Trump’s July 9 negotiation deadline (next Wednesday). It feels like Trump wants deals done now and not to see the talks dragging out beyond the original deadline. The EU seems to be taking a more pragmatic stance recently, while Trump is clearly frustrated with Japan. In the meantime, we should see deals with other countries emerge before the deadline regardless (simply declared unilaterally from the US side for smaller partners). Is the market too complacent on the impact of tariffs or do the deals shape up in slightly friendlier terms than expected? I suspect the terms look a bit like the UK trade deal – a lot of room for uncertainty – and maybe the uncertainty is feature more than bug from the US point of view, allowing Ben Ansell’s “TOSTADA” principle to flourish:  Trump often signs, then abandons deals anyway. This can work in a very ugly direction for the US dollar sooner rather than later if the terms are far harsher than expected . Watching the EU- and most of all Japan-negotiations the closest for currency impacts. (Believing that USDJPY is still too high for a harmonious relationship with the Trump administration.

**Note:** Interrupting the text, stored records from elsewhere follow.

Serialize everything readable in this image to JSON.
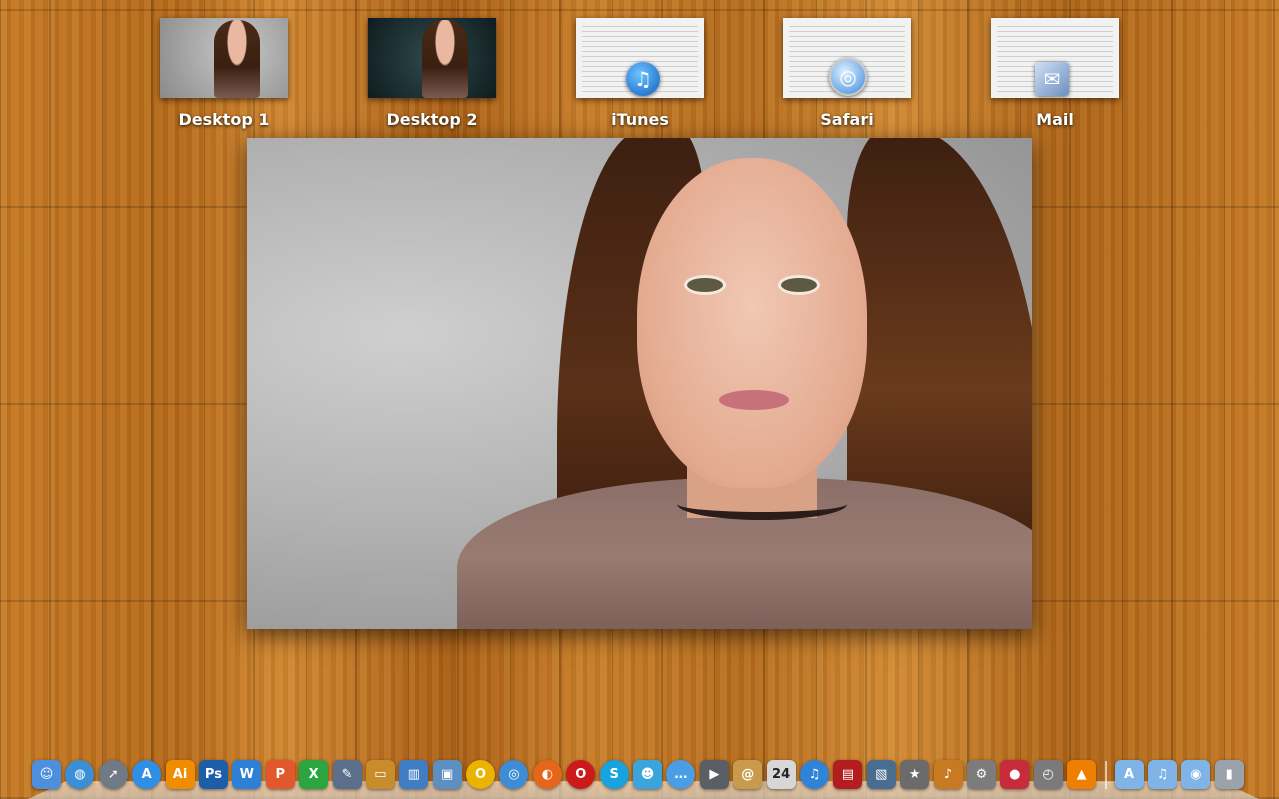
{
  "spaces": [
    {
      "label": "Desktop 1",
      "kind": "photo-light"
    },
    {
      "label": "Desktop 2",
      "kind": "photo-dark"
    },
    {
      "label": "iTunes",
      "kind": "app-window",
      "badge": "itunes",
      "glyph": "♫"
    },
    {
      "label": "Safari",
      "kind": "app-window",
      "badge": "safari",
      "glyph": "◎"
    },
    {
      "label": "Mail",
      "kind": "app-window",
      "badge": "mail",
      "glyph": "✉"
    }
  ],
  "dock": {
    "apps": [
      {
        "name": "finder-icon",
        "glyph": "☺",
        "color": "#4d8fdc"
      },
      {
        "name": "globe-icon",
        "glyph": "◍",
        "color": "#3a8fd6",
        "round": true
      },
      {
        "name": "launchpad-icon",
        "glyph": "➚",
        "color": "#6f7a86",
        "round": true
      },
      {
        "name": "app-store-icon",
        "glyph": "A",
        "color": "#2f8fe6",
        "round": true
      },
      {
        "name": "illustrator-icon",
        "glyph": "Ai",
        "color": "#f08c00"
      },
      {
        "name": "photoshop-icon",
        "glyph": "Ps",
        "color": "#1c5fa8"
      },
      {
        "name": "word-icon",
        "glyph": "W",
        "color": "#2e7fd6"
      },
      {
        "name": "powerpoint-icon",
        "glyph": "P",
        "color": "#e2572b"
      },
      {
        "name": "excel-icon",
        "glyph": "X",
        "color": "#2aa540"
      },
      {
        "name": "pen-icon",
        "glyph": "✎",
        "color": "#5b6f8c"
      },
      {
        "name": "keynote-icon",
        "glyph": "▭",
        "color": "#c98c2a"
      },
      {
        "name": "chart-icon",
        "glyph": "▥",
        "color": "#3f7ec4"
      },
      {
        "name": "preview-icon",
        "glyph": "▣",
        "color": "#5d8fc1"
      },
      {
        "name": "ring-icon",
        "glyph": "O",
        "color": "#e9b300",
        "round": true
      },
      {
        "name": "compass-icon",
        "glyph": "◎",
        "color": "#3e8bd6",
        "round": true
      },
      {
        "name": "firefox-icon",
        "glyph": "◐",
        "color": "#e5661b",
        "round": true
      },
      {
        "name": "opera-icon",
        "glyph": "O",
        "color": "#cc1a1a",
        "round": true
      },
      {
        "name": "skype-icon",
        "glyph": "S",
        "color": "#17a3e0",
        "round": true
      },
      {
        "name": "contacts-icon",
        "glyph": "☻",
        "color": "#3ba4dc"
      },
      {
        "name": "chat-icon",
        "glyph": "…",
        "color": "#4a9ee6",
        "round": true
      },
      {
        "name": "facetime-icon",
        "glyph": "▶",
        "color": "#5a5f66"
      },
      {
        "name": "address-book-icon",
        "glyph": "@",
        "color": "#c79a4c"
      },
      {
        "name": "calendar-icon",
        "glyph": "24",
        "color": "#d7d7d7"
      },
      {
        "name": "itunes-icon",
        "glyph": "♫",
        "color": "#2f84d8",
        "round": true
      },
      {
        "name": "photo-booth-icon",
        "glyph": "▤",
        "color": "#b31d1d"
      },
      {
        "name": "iphoto-icon",
        "glyph": "▧",
        "color": "#4a6c8e"
      },
      {
        "name": "imovie-icon",
        "glyph": "★",
        "color": "#6b6b6b"
      },
      {
        "name": "garageband-icon",
        "glyph": "♪",
        "color": "#c87a22"
      },
      {
        "name": "system-preferences-icon",
        "glyph": "⚙",
        "color": "#7c7c7c"
      },
      {
        "name": "stamp-icon",
        "glyph": "●",
        "color": "#c72b3c"
      },
      {
        "name": "time-machine-icon",
        "glyph": "◴",
        "color": "#7a7a7a"
      },
      {
        "name": "vlc-icon",
        "glyph": "▲",
        "color": "#ee7f00"
      }
    ],
    "folders": [
      {
        "name": "applications-folder-icon",
        "glyph": "A",
        "color": "#7fb5e6"
      },
      {
        "name": "music-folder-icon",
        "glyph": "♫",
        "color": "#7fb5e6"
      },
      {
        "name": "downloads-folder-icon",
        "glyph": "◉",
        "color": "#7fb5e6"
      },
      {
        "name": "trash-icon",
        "glyph": "▮",
        "color": "#9aa3ab"
      }
    ]
  }
}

The US Congressional spending bill. This is a critical one as well, with the bill back in the House after passage of the Senate version yesterday. The Senate version fits well with the aim of the Trump tariffs: encouraging huge company investment in the US to build out US productive capacity, not only with the tariff barriers, but also with the massive incentives to expense R&D and capital expenditures. Some version of this albatross of a bill must and surely will pass, but some House members look set to put up a fight as the bill defunds so much health coverage (Medicaid) to the poorest Americans, which is a bad look for Trump’s legacy and for their re-election chances when the bill is also extending tax cuts for the highest income earners. If something more fiscally responsible than expected emerges, this could mean a weaker USD (although first impact could be more positive if it is seen as shoring up treasury market credibility, etc.)

FX Board of G10 and CNH trend evolution and strength.
Note: If unfamiliar with the FX board, please see a video tutorial for understanding and using the FX Board.

The Swiss franc is atop the leaderboard with the euro not far behind, while the USD remains in bear mode and JPY can’t put up a consistent fight to dig out of its broad relative weakness. Let’s see if our three event risks above can change the plot or deepen existing trends.

02_07_2025_FXBoard_Main
Source: Bloomberg and Saxo Group

Table: NEW FX Board Trend Scoreboard for individual pairs.
USDJPY has finally tilted back into a downtrend – somewhat ironic as it has backed so sharply off yesterday’s lows – but the jobs report tomorrow is pivotal for that new trending status. Elsewhere, EURSEK bears watching, not for the local trend change that the FX board measures, but because it has worked back higher to the cusp of the pivotal 11.20-25 area, a structural zone that needs to provide resistance if the pair is to remain in the longer term downtrend.